Le chef péquiste, Jean-François Lisée.

Lisée lance un ultimatum à Québec solidaire

Si Québec solidaire ne dit pas oui à des pourparlers sur la convergence dans deux semaines, le Parti québécois passera à autre chose, prévient le chef péquiste Jean-François Lisée. Il n'acceptera pas que QS reporte sa décision à l'automne ou à tout autre moment. Ce sera alors trop tard.
«Nous, on souhaite que Québec solidaire adopte une position qui nous permettra de commencer immédiatement la négociation. S'ils disent non, ça va être réglé», a déclaré M. Lisée jeudi à l'Assemblée nationale. «S'ils disent non, c'est réglé», a-t-il répété.

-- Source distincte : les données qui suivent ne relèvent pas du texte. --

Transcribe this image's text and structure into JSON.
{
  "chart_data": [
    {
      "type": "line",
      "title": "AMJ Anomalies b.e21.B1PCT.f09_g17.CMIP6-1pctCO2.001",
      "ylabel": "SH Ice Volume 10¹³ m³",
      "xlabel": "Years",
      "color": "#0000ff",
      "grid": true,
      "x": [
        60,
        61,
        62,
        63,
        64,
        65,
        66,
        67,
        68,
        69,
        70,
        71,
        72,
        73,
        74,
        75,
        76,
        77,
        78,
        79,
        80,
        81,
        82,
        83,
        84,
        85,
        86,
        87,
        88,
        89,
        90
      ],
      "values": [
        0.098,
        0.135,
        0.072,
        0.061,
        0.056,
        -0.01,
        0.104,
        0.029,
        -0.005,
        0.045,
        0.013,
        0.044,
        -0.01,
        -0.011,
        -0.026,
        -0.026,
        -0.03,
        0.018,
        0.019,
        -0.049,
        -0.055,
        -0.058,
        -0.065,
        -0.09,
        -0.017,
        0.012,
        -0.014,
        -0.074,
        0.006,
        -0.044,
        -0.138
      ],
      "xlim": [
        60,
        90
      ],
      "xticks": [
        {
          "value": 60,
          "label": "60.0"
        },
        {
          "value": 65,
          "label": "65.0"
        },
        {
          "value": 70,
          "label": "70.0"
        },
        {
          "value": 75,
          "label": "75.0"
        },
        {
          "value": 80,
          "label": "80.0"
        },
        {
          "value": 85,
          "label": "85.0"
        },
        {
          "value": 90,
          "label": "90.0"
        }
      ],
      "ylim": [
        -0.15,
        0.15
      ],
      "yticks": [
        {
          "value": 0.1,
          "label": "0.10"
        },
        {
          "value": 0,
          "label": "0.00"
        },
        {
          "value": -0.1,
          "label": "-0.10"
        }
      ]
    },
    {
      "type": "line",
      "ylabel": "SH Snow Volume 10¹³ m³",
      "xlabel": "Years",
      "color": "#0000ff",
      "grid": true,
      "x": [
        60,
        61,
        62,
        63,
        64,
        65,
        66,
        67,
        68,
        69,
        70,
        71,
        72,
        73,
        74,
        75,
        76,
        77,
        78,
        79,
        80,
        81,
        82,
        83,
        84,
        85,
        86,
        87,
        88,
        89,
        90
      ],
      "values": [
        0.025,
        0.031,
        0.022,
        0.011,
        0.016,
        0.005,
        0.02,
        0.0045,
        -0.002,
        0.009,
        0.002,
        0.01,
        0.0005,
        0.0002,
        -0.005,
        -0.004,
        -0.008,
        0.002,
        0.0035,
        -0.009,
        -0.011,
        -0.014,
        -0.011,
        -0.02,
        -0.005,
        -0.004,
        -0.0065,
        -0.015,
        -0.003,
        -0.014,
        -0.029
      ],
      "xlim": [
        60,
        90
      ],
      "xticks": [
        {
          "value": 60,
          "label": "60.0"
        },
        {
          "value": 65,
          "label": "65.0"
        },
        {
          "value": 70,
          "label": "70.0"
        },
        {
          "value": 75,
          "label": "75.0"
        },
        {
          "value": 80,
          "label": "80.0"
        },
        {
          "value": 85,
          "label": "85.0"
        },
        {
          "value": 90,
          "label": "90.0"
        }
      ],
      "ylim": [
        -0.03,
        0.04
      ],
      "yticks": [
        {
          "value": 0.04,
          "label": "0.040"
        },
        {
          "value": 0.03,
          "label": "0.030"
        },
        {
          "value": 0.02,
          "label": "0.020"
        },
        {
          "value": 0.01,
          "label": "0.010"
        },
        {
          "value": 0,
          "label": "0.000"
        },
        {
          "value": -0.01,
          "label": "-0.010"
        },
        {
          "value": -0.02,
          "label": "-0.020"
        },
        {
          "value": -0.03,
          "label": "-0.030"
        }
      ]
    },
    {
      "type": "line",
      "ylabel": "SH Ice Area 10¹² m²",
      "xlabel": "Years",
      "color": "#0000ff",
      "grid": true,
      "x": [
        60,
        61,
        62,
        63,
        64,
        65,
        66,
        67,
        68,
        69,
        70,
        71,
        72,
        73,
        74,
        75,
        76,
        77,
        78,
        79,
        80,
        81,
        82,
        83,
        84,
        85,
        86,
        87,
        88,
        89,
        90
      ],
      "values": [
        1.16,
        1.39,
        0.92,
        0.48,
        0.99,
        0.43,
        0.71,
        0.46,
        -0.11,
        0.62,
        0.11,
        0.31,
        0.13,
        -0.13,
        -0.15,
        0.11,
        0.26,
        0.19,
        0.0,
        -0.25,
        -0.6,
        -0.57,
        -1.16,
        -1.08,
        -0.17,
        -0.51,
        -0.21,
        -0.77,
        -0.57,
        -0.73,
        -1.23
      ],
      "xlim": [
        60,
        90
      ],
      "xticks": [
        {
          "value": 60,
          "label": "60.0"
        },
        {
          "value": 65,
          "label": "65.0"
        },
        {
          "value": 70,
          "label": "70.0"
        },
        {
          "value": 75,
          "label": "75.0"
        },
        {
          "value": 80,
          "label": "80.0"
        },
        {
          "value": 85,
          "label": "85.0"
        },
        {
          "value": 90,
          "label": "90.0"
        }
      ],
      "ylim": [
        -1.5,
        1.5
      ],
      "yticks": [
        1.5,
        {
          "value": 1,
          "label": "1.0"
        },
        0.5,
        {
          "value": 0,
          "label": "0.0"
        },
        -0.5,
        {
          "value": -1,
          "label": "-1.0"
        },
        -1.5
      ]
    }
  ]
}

Tout report dans le temps de la décision de Québec solidaire sonnerait aussi le glas du projet. «Ce qui nous inquiète beaucoup, c'est une tentation de reporter le débat plus tard en novembre. Pour nous, ce report signifierait l'échec du processus parce que ce ne serait pas possible de l'installer [la convergence], si on reportait» le débat.
Pour être en ordre de marche aux élections d'octobre 2018, les pourparlers entre les deux formations devront débuter dans la seconde moitié du mois de mai, selon le chef péquiste. 
«Il faut commencer à négocier dès maintenant pour qu'à l'automne on puisse voir le résultat de la négociation installer ce pacte-là pendant les mois qui suivront, pour qu'en 2018 on fasse campagne.»
Autre éventuelle étape
Si Québec solidaire disait oui dans deux semaines, une autre étape devrait être franchie avant le prochain scrutin général. Le projet devrait être approuvé par les membres du Parti québécois.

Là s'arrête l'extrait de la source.